In the same conversation, Goliath spoke of the choral format as a conceptual framework for justice and shared grief:“When one choir member runs out of breath and cannot sing anymore, there are other voices to carry on the lament. In this way, it’s not only about song, as such, but breath—a collective offering and holding of breath.”

=== 2026 Venice Biennale Controversy ===
In 2026, a controversy involving Goliath centered on the cancellation of her exhibition, Elegy, for the 61st Venice Biennale by Minister of Sport, Arts and Culture Gayton McKenzie. The exhibition was deemed "divisive" for referencing victims of gender-based violence, queer people, and victims of the Herero and Nama genocide. The controversy specifically targeted a section paying tribute to Hiba Abu Nada, a Palestinian poet killed in Gaza, leading to accusations of censorship, a lawsuit by the artist, and South Africa's eventual withdrawal from the Biennale. The incident sparked international concern regarding artistic freedom and institutional integrity. Goliath instead moved her exhibition to the nearby Chiesa di Sant'antonin.

== Notable works ==

- Berenice 10–28 (2010) and Berenice 29–39 (2022): Commemorative photographic portraits for a childhood friend lost to domestic violence. Each image represents a year since her death.
- Roulette (2014): A chilling audio installation that replays a gunshot at statistically accurate intervals to represent the frequency of femicide in South Africa.
- Elegy (2015–ongoing): A ritualized sonic performance in which opera singers sustain a note until breath fails—then another voice continues. Each iteration is dedicated to a murdered woman or LGBTQIA+ individual.
- This song is for... (2019): A 22-channel immersive installation that remixes songs chosen by survivors of rape, creating a healing space of re-memory and acknowledgment.
- Chorus (2021): A polyphonic lament by the University of Cape Town Choir in tribute to Uyinene Mrwetyana, projected opposite a list of victims of gender-based violence. A meditation on names, silence, and persistence.
- Personal Accounts (2013–ongoing): A multi-channel, transnational sound and video project that foregrounds nonverbal testimony in survivors’ expressions. Recent iterations appeared at the 60th Venice Biennale in 2024.

== Exhibitions and recognition ==

- Foreigners Everywhere, Venice Biennale (2024)
- Personal Accounts, Talbot Rice Gallery, Edinburgh (2024)
- Chorus, Dallas Contemporary (2022)
- Standard Bank Young Artist Award (2019)
- Future Generation Art Prize – Special Prize (2019)
- Institut Français Afrique en Créations Prize, Bamako Biennale (2017)

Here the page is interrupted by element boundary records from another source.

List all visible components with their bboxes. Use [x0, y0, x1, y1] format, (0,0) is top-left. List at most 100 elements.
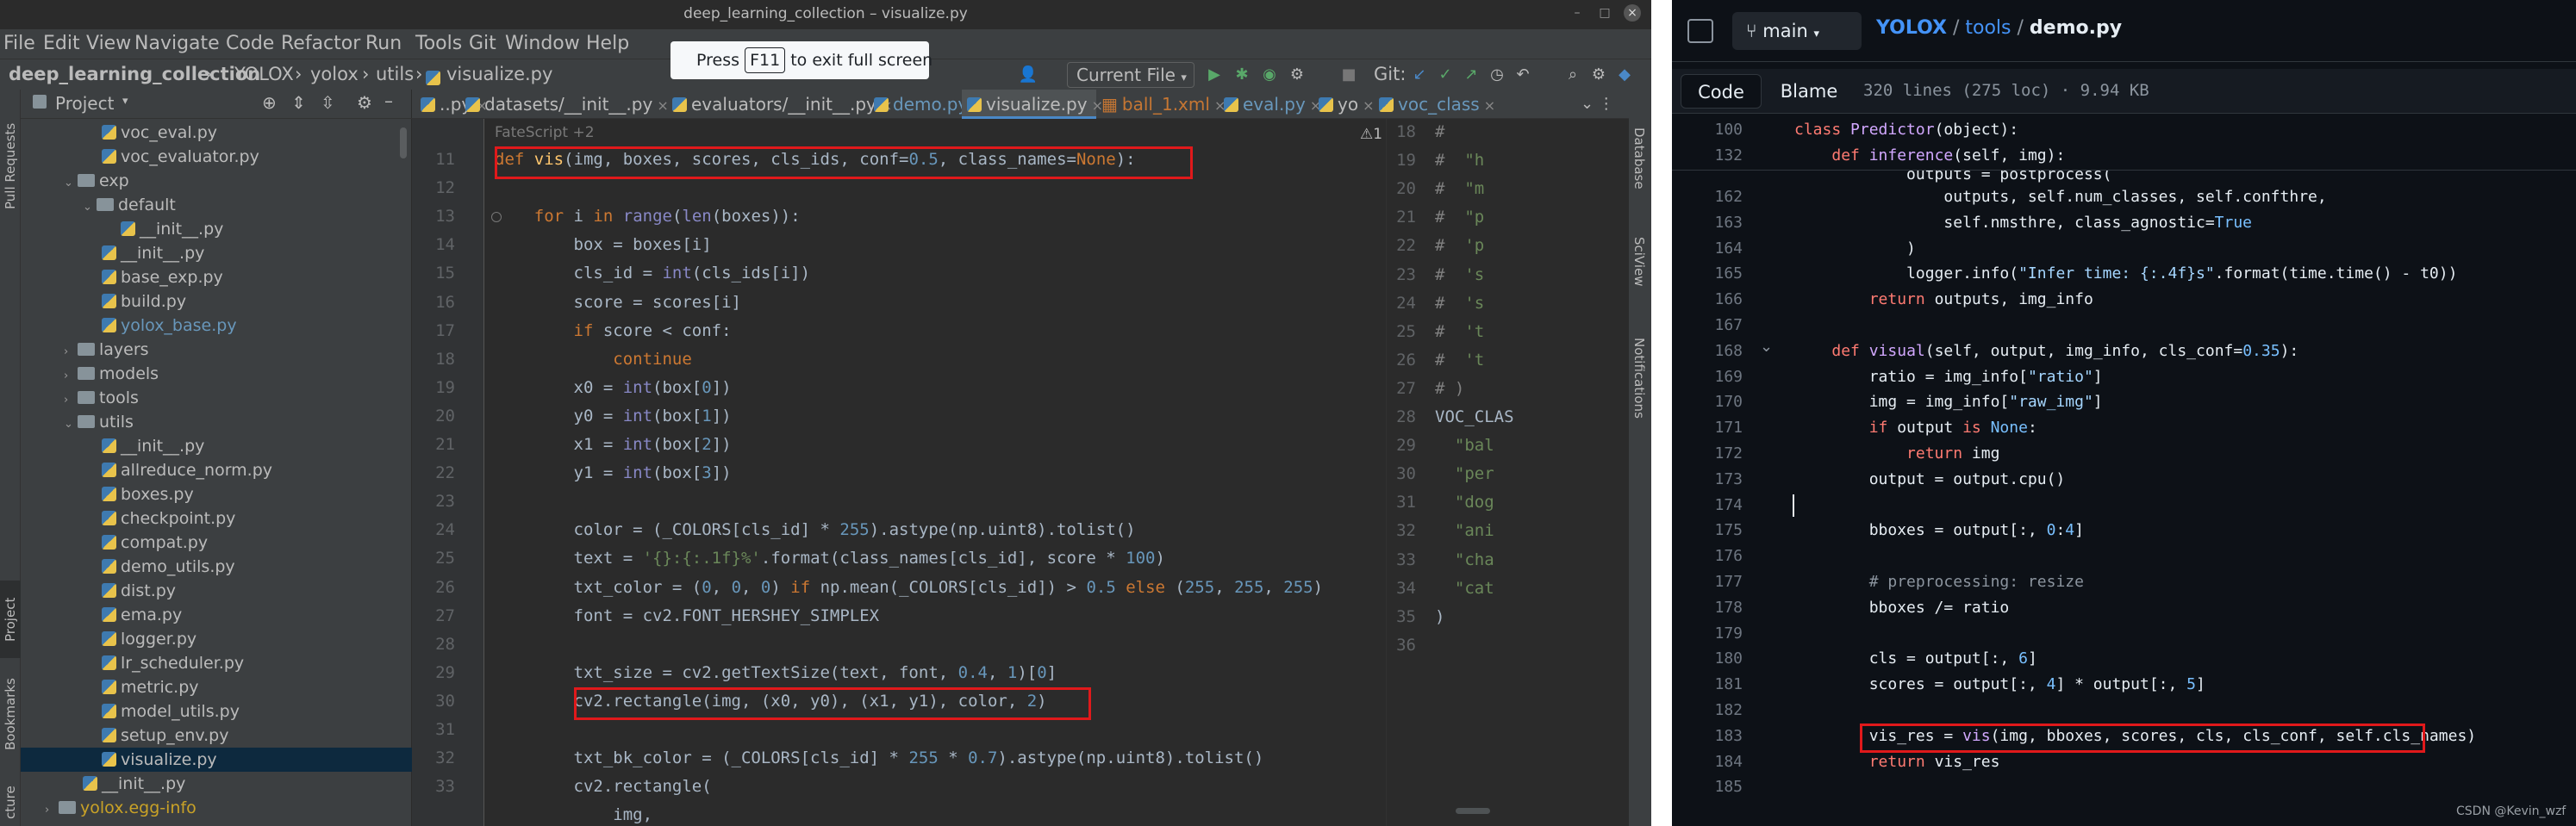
tree-item[interactable]: __init__.py	[21, 241, 412, 265]
editor-tab[interactable]: visualize.py ×	[962, 90, 1103, 119]
maximize-button[interactable]: □	[1596, 4, 1613, 22]
menu-git[interactable]: Git	[469, 33, 496, 54]
more-run-icon[interactable]: ⚙	[1286, 64, 1308, 86]
sciview-tab[interactable]: SciView	[1629, 219, 1650, 305]
chevron-right-icon[interactable]: ›	[64, 388, 78, 413]
tree-item[interactable]: boxes.py	[21, 482, 412, 506]
tree-item[interactable]: checkpoint.py	[21, 506, 412, 531]
tree-item[interactable]: setup_env.py	[21, 724, 412, 748]
menu-edit[interactable]: Edit	[43, 33, 80, 54]
close-icon[interactable]: ×	[1358, 97, 1374, 114]
chevron-down-icon[interactable]: ⌄	[64, 413, 78, 437]
git-push-icon[interactable]: ↗	[1460, 64, 1482, 86]
menu-navigate[interactable]: Navigate	[134, 33, 220, 54]
branch-selector[interactable]: ⑂ main ▾	[1732, 12, 1862, 50]
path-folder-link[interactable]: tools	[1965, 17, 2011, 39]
close-icon[interactable]: ×	[1480, 97, 1495, 114]
editor-tab[interactable]: yo ×	[1313, 90, 1375, 119]
chevron-down-icon[interactable]: ⌄	[64, 171, 78, 196]
breadcrumb-utils[interactable]: utils	[376, 64, 414, 84]
menu-window[interactable]: Window	[505, 33, 580, 54]
tree-item[interactable]: allreduce_norm.py	[21, 458, 412, 482]
expand-all-icon[interactable]: ⇕	[291, 92, 306, 113]
tree-item[interactable]: › models	[21, 362, 412, 386]
github-code-area[interactable]: outputs = postprocess(162 outputs, self.…	[1672, 115, 2576, 826]
tree-item[interactable]: __init__.py	[21, 434, 412, 458]
editor-tab[interactable]: evaluators/__init__.py ×	[667, 90, 892, 119]
menu-view[interactable]: View	[86, 33, 131, 54]
tree-item[interactable]: voc_eval.py	[21, 121, 412, 145]
project-tool-tab[interactable]: Project	[0, 581, 21, 658]
project-title[interactable]: Project	[55, 93, 114, 114]
breadcrumb-file[interactable]: visualize.py	[446, 64, 552, 84]
debug-icon[interactable]: ✱	[1231, 64, 1253, 86]
tree-item[interactable]: lr_scheduler.py	[21, 651, 412, 675]
chevron-down-icon[interactable]: ▾	[122, 95, 128, 108]
user-icon[interactable]: 👤	[1017, 64, 1039, 86]
code-editor[interactable]: 11 12 13 14 15 16 17 18 19 20 21 22 23 24 25 26 27 28 29 30…	[412, 119, 1517, 826]
tree-item[interactable]: build.py	[21, 289, 412, 314]
tree-item[interactable]: __init__.py	[21, 772, 412, 796]
structure-tab[interactable]: cture	[0, 779, 21, 826]
settings-icon[interactable]: ⚙	[1587, 64, 1610, 86]
tree-item[interactable]: › layers	[21, 338, 412, 362]
tree-item[interactable]: metric.py	[21, 675, 412, 699]
search-icon[interactable]: ⌕	[1562, 64, 1584, 86]
rollback-icon[interactable]: ↶	[1512, 64, 1534, 86]
tree-item[interactable]: ⌄ utils	[21, 410, 412, 434]
jetbrains-icon[interactable]: ◆	[1613, 64, 1636, 86]
tree-item[interactable]: dist.py	[21, 579, 412, 603]
git-update-icon[interactable]: ↙	[1408, 64, 1431, 86]
split-editor-pane[interactable]: 18 19 20 21 22 23 24 25 26 27 28 29 30 31 32 33 34 35 36 # #…	[1386, 119, 1517, 826]
tree-item[interactable]: ⌄ default	[21, 193, 412, 217]
tree-item[interactable]: voc_evaluator.py	[21, 145, 412, 169]
editor-tab[interactable]: demo.py ×	[869, 90, 984, 119]
editor-tab[interactable]: voc_class ×	[1374, 90, 1546, 119]
split-scrollbar[interactable]	[1456, 808, 1490, 814]
menu-refactor[interactable]: Refactor	[281, 33, 360, 54]
tree-item[interactable]: yolox_base.py	[21, 314, 412, 338]
tree-item[interactable]: model_utils.py	[21, 699, 412, 724]
chevron-right-icon[interactable]: ›	[45, 798, 59, 823]
tree-item[interactable]: › tools	[21, 386, 412, 410]
history-icon[interactable]: ◷	[1486, 64, 1508, 86]
sidebar-toggle-icon[interactable]	[1687, 19, 1713, 43]
tree-item[interactable]: ema.py	[21, 603, 412, 627]
menu-file[interactable]: File	[3, 33, 35, 54]
chevron-right-icon[interactable]: ›	[64, 340, 78, 364]
editor-tab[interactable]: eval.py ×	[1219, 90, 1321, 119]
close-button[interactable]: ×	[1624, 4, 1641, 22]
minimize-button[interactable]: –	[1569, 4, 1586, 22]
hide-icon[interactable]: –	[384, 90, 393, 111]
tree-item[interactable]: logger.py	[21, 627, 412, 651]
editor-tab[interactable]: datasets/__init__.py ×	[460, 90, 669, 119]
tree-item[interactable]: demo_utils.py	[21, 555, 412, 579]
pull-requests-tab[interactable]: Pull Requests	[0, 102, 21, 231]
bookmarks-tab[interactable]: Bookmarks	[0, 667, 21, 761]
breadcrumb-project[interactable]: deep_learning_collection	[9, 64, 260, 84]
path-repo-link[interactable]: YOLOX	[1876, 17, 1947, 39]
menu-code[interactable]: Code	[226, 33, 274, 54]
editor-tab[interactable]: ..py ×	[415, 90, 488, 119]
chevron-down-icon[interactable]: ⌄	[83, 196, 97, 220]
tree-scrollbar[interactable]	[400, 127, 407, 158]
menu-run[interactable]: Run	[365, 33, 402, 54]
run-icon[interactable]: ▶	[1203, 64, 1226, 86]
tree-item[interactable]: compat.py	[21, 531, 412, 555]
blame-tab-button[interactable]: Blame	[1768, 74, 1849, 109]
tree-item[interactable]: base_exp.py	[21, 265, 412, 289]
chevron-right-icon[interactable]: ›	[64, 364, 78, 388]
stop-icon[interactable]: ■	[1338, 64, 1360, 86]
tree-item[interactable]: visualize.py	[21, 748, 412, 772]
tree-item[interactable]: › yolox.egg-info	[21, 796, 412, 820]
database-tab[interactable]: Database	[1629, 107, 1650, 210]
breadcrumb-yolox-root[interactable]: YOLOX	[234, 64, 294, 84]
menu-help[interactable]: Help	[586, 33, 629, 54]
tab-overflow-icon[interactable]: ⌄ ⋮	[1581, 90, 1614, 119]
coverage-icon[interactable]: ◉	[1258, 64, 1281, 86]
menu-tools[interactable]: Tools	[415, 33, 462, 54]
tree-item[interactable]: __init__.py	[21, 217, 412, 241]
tree-item[interactable]: ⌄ exp	[21, 169, 412, 193]
locate-icon[interactable]: ⊕	[262, 92, 277, 113]
gear-icon[interactable]: ⚙	[357, 92, 372, 113]
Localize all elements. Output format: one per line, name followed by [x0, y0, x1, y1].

Her works are held in international collections including Tate Modern, Kunsthalle Zürich, Iziko South African National Gallery, Johannesburg Art Gallery, and Wits Art Museum.

== Legacy and Impact ==
Gabrielle Goliath’s work articulates a politics of refusal—refusal to normalize violence, to aestheticize pain, or to speak over survivors. Instead, her art offers what scholar Christina Sharpe might call “wake work”—an ongoing tending to Black and queer life in the aftermath of catastrophe.